Internal affairs detectives are investigating claims by former tennis professional James Blake that he was thrown to the ground and then handcuffed while mistakenly being arrested at a New York hotel.
Blake, who is biracial, told the Daily News he was not sure if he was arrested because of his race but said the officer who put him in handcuffs inappropriately used force.
“To me it’s as simple as unnecessary police force, no matter what my race is,” he told the newspaper.
“In my mind there’s probably a race factor involved, but no matter what, there’s no reason for anybody to do that to anybody.”
One officer was placed on “modified assignment” after investigators reviewed surveillance footage, New York Police Department said in a statement. It said a probe of the incident was continuing.
A co-operating witness misidentified Blake to detectives investigating fraudulently purchased mobile phones as one of two people he recognised as being involved with the scheme, NYPD spokesman Stephen Davis said.
“Once Blake was properly identified and found to have no connection to the investigation, he was released from police custody immediately,” Mr Davis said in a statement.
Police commissioner Bill Bratton, speaking on the NY1 cable television news station, said Blake “has a right to be upset”, and vowed to aggressively address the allegations.
“It’s very disturbing,” Mr Bratton said. “The nature of what he described is not what we do. It’s not what we’re supposed to do.”

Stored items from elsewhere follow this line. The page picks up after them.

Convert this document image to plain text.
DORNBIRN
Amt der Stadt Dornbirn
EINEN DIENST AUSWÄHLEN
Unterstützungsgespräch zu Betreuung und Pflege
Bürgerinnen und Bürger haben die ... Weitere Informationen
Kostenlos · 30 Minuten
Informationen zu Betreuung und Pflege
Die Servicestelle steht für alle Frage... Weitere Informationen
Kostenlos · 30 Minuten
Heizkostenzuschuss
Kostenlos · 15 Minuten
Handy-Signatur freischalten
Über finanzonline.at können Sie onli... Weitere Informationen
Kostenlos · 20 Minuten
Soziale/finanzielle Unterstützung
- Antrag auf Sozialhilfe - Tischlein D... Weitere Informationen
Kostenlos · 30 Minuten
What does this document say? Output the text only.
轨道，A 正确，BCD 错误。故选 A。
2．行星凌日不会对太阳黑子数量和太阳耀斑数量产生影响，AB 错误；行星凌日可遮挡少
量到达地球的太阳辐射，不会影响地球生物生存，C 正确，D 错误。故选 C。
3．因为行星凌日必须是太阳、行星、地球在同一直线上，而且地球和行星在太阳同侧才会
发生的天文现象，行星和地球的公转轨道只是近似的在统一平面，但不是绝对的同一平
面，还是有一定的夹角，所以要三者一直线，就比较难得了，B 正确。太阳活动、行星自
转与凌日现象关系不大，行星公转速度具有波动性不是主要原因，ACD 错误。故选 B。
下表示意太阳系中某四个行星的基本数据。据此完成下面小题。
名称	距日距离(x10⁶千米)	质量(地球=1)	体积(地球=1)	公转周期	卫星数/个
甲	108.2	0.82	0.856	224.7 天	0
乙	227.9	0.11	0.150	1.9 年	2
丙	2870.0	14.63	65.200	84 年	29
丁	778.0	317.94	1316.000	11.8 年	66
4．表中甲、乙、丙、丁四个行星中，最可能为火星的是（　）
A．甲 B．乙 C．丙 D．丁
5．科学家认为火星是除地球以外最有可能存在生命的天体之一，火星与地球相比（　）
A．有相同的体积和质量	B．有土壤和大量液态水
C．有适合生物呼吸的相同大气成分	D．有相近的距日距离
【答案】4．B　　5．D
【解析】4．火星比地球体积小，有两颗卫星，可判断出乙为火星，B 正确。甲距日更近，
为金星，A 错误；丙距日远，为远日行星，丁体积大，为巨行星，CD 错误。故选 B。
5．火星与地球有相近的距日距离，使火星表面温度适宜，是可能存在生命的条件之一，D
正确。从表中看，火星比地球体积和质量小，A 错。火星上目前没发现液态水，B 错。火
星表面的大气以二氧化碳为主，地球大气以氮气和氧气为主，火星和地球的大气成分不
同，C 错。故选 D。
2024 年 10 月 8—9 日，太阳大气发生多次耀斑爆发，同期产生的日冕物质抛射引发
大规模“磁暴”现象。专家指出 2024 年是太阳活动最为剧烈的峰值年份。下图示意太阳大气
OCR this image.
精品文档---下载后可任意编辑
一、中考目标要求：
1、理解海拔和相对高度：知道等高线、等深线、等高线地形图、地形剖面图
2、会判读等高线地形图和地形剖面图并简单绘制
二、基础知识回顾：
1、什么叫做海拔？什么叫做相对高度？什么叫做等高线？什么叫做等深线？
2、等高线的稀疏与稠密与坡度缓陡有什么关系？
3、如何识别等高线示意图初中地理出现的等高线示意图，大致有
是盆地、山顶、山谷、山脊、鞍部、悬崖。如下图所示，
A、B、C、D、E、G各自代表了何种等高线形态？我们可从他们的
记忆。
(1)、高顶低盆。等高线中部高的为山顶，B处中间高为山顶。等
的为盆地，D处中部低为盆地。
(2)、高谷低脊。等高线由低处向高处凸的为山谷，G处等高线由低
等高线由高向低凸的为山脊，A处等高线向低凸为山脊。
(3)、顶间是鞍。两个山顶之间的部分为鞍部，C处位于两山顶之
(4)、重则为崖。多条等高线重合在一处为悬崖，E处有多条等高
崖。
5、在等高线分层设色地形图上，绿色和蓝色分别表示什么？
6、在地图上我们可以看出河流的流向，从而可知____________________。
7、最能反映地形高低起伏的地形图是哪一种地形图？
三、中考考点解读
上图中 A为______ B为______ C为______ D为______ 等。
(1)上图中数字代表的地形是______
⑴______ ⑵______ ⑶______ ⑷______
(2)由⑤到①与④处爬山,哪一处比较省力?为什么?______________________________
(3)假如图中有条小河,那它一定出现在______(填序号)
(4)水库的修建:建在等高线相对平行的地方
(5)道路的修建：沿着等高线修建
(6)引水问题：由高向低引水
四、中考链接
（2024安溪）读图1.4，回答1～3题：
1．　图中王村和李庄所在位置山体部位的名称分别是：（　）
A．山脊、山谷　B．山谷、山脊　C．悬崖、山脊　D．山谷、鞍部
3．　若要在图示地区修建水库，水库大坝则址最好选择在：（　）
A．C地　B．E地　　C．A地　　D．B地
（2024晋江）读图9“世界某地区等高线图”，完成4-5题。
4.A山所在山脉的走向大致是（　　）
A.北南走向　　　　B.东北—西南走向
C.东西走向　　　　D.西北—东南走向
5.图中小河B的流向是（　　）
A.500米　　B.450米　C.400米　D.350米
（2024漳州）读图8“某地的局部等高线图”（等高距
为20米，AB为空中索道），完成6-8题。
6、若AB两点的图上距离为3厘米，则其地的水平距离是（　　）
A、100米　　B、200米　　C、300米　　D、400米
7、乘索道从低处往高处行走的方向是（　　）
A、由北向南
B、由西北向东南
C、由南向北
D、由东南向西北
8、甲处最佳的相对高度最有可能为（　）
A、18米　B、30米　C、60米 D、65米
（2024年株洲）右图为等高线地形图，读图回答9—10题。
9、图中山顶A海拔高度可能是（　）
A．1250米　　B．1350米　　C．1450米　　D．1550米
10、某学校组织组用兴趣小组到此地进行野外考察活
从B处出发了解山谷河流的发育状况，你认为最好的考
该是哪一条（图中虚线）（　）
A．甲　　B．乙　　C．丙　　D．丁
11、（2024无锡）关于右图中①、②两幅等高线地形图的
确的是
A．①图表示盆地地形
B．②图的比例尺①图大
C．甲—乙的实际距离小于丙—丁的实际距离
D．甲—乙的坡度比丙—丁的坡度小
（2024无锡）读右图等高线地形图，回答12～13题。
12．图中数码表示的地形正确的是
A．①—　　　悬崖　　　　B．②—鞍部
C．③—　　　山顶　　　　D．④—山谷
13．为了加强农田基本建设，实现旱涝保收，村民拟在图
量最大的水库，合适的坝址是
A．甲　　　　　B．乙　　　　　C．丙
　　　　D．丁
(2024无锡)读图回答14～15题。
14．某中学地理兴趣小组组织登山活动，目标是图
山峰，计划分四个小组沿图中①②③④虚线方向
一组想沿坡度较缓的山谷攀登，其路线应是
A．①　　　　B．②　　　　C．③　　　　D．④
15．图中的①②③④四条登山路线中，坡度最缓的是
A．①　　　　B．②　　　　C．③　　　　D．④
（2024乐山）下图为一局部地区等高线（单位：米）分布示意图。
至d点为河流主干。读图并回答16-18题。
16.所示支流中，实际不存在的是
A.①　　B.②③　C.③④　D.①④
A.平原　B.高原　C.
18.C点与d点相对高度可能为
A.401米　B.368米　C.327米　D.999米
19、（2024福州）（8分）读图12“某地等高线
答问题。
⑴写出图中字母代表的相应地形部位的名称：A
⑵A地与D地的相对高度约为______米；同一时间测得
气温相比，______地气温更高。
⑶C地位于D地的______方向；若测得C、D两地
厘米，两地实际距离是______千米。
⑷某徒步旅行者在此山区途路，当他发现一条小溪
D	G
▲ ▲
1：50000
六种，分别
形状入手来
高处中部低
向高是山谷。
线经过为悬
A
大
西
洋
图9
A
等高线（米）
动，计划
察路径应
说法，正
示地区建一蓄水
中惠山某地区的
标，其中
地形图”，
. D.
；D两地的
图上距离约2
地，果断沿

Officers arrested a suspect in the mobile phone scam at the Grand Hyatt New York hotel in Manhattan during a controlled buy earlier, police said. A delivery man with the mobile phone company later pointed out Blake and another man in the hotel lobby as having purchased phones the day before, officers said.
The second man, who Mr Bratton said was standing next to Blake, was taken into custody. A hotel security guard, a former member of the NYPD, recognised Blake, prompting the arresting officers to confirm his identity.
Mr Bratton said internal affairs detectives were sent to the hotel and had already identified several witnesses.
Blake’s last tournament as a professional was the 2013 US Open, where he lost in the first round of singles and doubles.
He was ranked as high as fourth in the world and reached three Grand Slam quarter-finals, including the US Open in 2005 and 2006.
Blake, 35, was born in Yonkers, New York state, and went to high school in Connecticut.
He attended Harvard University before turning pro in 1999.